A presença de figuras como o articulador Théo (Daniel de Oliveira) e a poderosa e ambígua Olga (Camila Pitanga) reforça a imagem da cidade como o lugar onde o destino da Amazônia é decidido entre apertos de mão e manobras regimentais, evidenciando o contraste entre a natureza que as protagonistas defendem e o concreto frio no qual as leis são redigidas.

Fora do Plano

A ruptura definitiva com a visão palaciana veio com a expansão do universo de Justiça 2, de 2024. A antologia de Manuela Dias operou uma mudança de eixo necessária, deslocando o olhar das cúpulas do Congresso para a pulsação de Ceilândia e das regiões administrativas. Por meio da jornada de personagens como Balthazar (Juan Paiva), um jovem que busca dignidade após uma prisão injusta baseada em um reconhecimento racista, a série revelou as cicatrizes sociais do Distrito Federal. A narrativa ganha densidade com Milena (Nanda Costa), uma mulher que tenta retomar sua voz no cenário musical após o cárcere, enfrentando a poderosa e ambiciosa empresária Jordana (Paolla Oliveira), que personifica a frieza e o privilégio de quem transita com desenvoltura pelos círculos de poder e ostentação da capital.

Globplay/Divulgação - Justiça 2 apresentou Ceilândia

 

Dirigida por Gustavo Fernandez, a Brasília de Justiça 2 é feita de asfalto quente e arquitetura funcional, evidenciada também na luta de Geíza (Belize Pombal), uma mãe que enfrenta a rigidez de um sistema que raramente compreende a periferia após agir para defender a filha, Sandra (Gi Fernandes). O mosaico humano se expande com personagens que buscam reparação e superação, como Cassiano (Luciano Mallmann), um ex-atleta que ficou paraplégico após ser baleado e que luta para reconstruir sua autonomia e dignidade em meio às barreiras físicas e sociais da cidade.

O enredo ainda expõe as feridas abertas de Carolina (Alice Wegmann), que lida com o trauma do abuso cometido pelo próprio tio, Jayme (Murilo Benício), um empresário influente que esconde crimes hediondos atrás de uma fachada de respeitabilidade. A trama política ganha contornos de realismo com Nestor (Marco Ricca), um político corrupto e sem escrúpulos que transita entre os jogos de influência e a manutenção de seus próprios interesses, representando a engrenagem sistêmica que perpetua a impunidade. 

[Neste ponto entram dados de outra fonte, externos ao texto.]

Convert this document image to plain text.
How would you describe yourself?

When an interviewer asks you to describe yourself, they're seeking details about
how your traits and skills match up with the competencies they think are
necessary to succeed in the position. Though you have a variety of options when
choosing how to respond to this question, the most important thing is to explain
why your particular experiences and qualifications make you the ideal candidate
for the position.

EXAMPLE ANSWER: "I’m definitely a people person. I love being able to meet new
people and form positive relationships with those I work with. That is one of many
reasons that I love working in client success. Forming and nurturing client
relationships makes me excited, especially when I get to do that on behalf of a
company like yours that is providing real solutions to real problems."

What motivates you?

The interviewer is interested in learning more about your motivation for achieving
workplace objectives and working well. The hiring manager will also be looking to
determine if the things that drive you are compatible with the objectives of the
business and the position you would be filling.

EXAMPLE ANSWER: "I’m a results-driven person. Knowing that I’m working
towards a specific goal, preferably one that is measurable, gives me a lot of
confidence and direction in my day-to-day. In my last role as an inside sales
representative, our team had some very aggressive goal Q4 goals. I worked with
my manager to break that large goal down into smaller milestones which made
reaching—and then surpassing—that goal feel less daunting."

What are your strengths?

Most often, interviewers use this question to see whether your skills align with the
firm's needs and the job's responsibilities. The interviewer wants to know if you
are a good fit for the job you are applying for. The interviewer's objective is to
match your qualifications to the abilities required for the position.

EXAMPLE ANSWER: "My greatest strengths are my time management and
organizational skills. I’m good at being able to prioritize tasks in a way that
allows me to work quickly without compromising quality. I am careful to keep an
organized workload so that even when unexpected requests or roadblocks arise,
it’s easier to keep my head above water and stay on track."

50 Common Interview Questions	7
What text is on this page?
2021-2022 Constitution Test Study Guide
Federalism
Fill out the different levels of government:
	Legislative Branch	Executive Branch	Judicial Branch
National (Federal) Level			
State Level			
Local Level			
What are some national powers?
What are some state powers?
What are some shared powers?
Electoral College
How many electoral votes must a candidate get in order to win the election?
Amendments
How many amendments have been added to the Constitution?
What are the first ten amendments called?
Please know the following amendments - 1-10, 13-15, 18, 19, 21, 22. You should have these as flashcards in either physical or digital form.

A obra prova que a alma da capital reside muito além do Plano Piloto, aparecendo como um sistema rígido no qual a reparação esbarra no preconceito e na influência dos poderosos, humanizando o território para além dos mapas políticos e turísticos.

Da epopeia da construção, em JK, à Ceilândia de Justiça 2, passando pelos entrechos amorosos de Felizes para sempre? e pelos embates políticos de Aruanas, Brasília consolidou-se na teledramaturgia como um cenário de contrastes absolutos. É o lugar onde a poeira da fundação deu lugar ao mármore do poder, e onde o vidro das vidraças modernas também reflete a busca por uma justiça mais humana e menos monumental.

Todas as obras citadas podem ser assistidas no Globoplay.

Novelas

Ainda que sem ser cenário fixo, essa profundidade dramática foi ensaiada também em novelas que usaram a capital para marcar transições históricas. Em O rei do gado (1996), de Benedito Ruy Barbosa, o senador Caxias (Carlos Vereza) deu voz à solidão do idealismo em suas caminhadas reflexivas pela Esplanada dos Ministérios. No mesmo rastro de importância, em 2006, Cidadão brasileiro, de Lauro Cesar Muniz, na Record, acompanhou Antônio Maciel (Gabriel Braga Nunes) em sua escalada rumo ao poder, capturando a efervescência de uma cidade que prometia ser a "Nova Cap" e o destino final de quem desejava se reinventar.